10368 - Euclids Game

For simplicity, let’s assume $b \leq a$.

• At any state the player has the option to take $[1, a / b]$ from $a$.
• Note that there’s always a turning point, when $a$ becomes less than $b$.
• Let’s call the current state $s_i$ and the next turning point state, $s_n(i)$.
• We have two cases:
  1. $s_n(i)$ is a losing state $\to$ We take $a/b$ from $a$ to force the next player to lose.
  2. $s_n(i)$ is a winning state. If $a / b \geq 2$, we take $a / b - 1$ and force the next player to take $b$, which leaves us in the winning state.

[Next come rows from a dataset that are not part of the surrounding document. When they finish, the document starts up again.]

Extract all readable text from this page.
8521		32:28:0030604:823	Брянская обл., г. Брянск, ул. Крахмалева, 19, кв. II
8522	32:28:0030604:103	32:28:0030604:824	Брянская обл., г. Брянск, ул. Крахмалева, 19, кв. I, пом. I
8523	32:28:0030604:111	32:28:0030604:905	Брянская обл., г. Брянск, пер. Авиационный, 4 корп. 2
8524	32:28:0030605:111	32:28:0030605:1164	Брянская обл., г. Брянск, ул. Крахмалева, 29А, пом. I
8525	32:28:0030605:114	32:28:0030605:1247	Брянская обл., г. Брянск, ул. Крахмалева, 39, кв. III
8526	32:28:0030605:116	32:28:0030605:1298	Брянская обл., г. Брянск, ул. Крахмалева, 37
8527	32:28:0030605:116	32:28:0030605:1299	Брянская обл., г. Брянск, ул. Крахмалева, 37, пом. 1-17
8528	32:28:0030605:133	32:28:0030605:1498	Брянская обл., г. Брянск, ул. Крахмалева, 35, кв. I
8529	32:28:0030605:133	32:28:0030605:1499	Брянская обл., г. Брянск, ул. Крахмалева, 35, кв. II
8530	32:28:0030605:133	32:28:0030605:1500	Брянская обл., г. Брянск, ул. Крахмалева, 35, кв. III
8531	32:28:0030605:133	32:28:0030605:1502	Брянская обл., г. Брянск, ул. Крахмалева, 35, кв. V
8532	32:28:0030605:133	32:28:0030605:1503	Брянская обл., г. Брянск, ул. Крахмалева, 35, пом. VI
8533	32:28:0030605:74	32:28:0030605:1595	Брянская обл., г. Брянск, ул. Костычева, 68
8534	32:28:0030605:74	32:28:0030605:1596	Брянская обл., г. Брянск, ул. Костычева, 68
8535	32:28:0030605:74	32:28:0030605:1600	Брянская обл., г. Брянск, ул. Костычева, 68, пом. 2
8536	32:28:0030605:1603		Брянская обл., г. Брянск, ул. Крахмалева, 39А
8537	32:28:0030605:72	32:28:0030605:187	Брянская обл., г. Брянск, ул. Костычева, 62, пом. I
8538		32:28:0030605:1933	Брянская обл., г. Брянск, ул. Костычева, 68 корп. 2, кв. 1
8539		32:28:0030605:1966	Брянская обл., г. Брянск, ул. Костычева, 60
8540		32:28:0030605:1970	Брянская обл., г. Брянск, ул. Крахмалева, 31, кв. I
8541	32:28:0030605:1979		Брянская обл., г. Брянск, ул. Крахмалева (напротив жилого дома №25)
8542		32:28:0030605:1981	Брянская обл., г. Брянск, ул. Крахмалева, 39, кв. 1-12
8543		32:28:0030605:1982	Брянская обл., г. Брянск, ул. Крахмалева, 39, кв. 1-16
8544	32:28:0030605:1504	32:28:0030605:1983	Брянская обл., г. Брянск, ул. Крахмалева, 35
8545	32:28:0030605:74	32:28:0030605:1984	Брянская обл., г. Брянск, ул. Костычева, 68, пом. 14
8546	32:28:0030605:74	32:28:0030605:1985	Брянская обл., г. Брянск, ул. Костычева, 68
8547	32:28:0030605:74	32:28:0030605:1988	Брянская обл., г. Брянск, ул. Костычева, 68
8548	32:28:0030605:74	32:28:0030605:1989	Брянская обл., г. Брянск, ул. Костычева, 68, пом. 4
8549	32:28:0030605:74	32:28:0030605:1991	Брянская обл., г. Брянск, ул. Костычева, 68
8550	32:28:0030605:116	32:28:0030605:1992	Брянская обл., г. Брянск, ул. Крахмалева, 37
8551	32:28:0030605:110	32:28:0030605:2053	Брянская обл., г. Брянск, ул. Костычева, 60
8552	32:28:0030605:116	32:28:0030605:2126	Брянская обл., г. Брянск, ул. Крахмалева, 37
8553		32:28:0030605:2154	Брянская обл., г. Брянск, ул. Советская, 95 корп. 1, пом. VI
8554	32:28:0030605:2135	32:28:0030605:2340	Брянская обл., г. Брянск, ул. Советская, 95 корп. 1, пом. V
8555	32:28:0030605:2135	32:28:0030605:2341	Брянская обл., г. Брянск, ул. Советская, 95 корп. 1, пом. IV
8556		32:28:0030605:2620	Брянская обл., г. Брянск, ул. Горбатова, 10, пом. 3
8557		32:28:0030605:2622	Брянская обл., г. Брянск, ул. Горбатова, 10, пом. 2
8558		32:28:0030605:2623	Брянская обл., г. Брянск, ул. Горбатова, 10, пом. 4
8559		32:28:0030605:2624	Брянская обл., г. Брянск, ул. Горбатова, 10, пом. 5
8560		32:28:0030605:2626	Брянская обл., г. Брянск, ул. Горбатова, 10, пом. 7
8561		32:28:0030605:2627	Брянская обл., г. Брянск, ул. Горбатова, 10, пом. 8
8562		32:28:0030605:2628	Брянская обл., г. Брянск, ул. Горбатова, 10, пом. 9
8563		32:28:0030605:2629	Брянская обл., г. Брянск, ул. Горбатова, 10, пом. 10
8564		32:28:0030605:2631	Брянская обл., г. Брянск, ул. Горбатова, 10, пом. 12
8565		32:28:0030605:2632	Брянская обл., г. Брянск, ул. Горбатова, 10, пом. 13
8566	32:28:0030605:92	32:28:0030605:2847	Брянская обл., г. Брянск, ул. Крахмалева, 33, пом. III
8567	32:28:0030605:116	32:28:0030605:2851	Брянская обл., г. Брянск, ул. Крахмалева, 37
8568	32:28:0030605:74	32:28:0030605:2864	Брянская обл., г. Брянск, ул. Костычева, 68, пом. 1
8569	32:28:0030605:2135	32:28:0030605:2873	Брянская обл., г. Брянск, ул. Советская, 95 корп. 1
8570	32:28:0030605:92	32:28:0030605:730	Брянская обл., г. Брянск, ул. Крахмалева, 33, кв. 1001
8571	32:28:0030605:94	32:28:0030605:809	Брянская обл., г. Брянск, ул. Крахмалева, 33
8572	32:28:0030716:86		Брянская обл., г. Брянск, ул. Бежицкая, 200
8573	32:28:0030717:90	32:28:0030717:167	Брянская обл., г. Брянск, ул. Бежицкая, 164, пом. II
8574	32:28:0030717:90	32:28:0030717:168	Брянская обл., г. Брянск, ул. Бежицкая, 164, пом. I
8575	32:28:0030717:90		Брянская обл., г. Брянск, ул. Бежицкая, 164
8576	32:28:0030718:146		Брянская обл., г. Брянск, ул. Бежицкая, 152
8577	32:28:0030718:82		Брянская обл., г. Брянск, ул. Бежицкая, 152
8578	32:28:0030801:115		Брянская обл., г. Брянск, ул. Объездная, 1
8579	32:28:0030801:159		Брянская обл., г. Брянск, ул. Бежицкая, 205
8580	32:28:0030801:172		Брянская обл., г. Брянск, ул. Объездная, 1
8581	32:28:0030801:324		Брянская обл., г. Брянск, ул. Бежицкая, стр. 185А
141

Time complexity: $O( \log{n})$

Memory complexity: $O(1)$

using namespace std;
using ll = long long;
using ii = pair<int, int>;
using vi = vector<int>;
bool solve(int a, int b)
{
    if (b == 0)
        return false;
    return !solve(b, a % b) || (a / b >= 2);
}
int main(void)
{
    ios::sync_with_stdio(false), cin.tie(NULL);
    int a, b;
    while (cin >> a >> b, a and b)
    {
        if (b > a)
            swap(a, b);
        cout << (solve(a, b) ? "Stan" : "Ollie") << " wins" << endl;
    }
    return 0;
}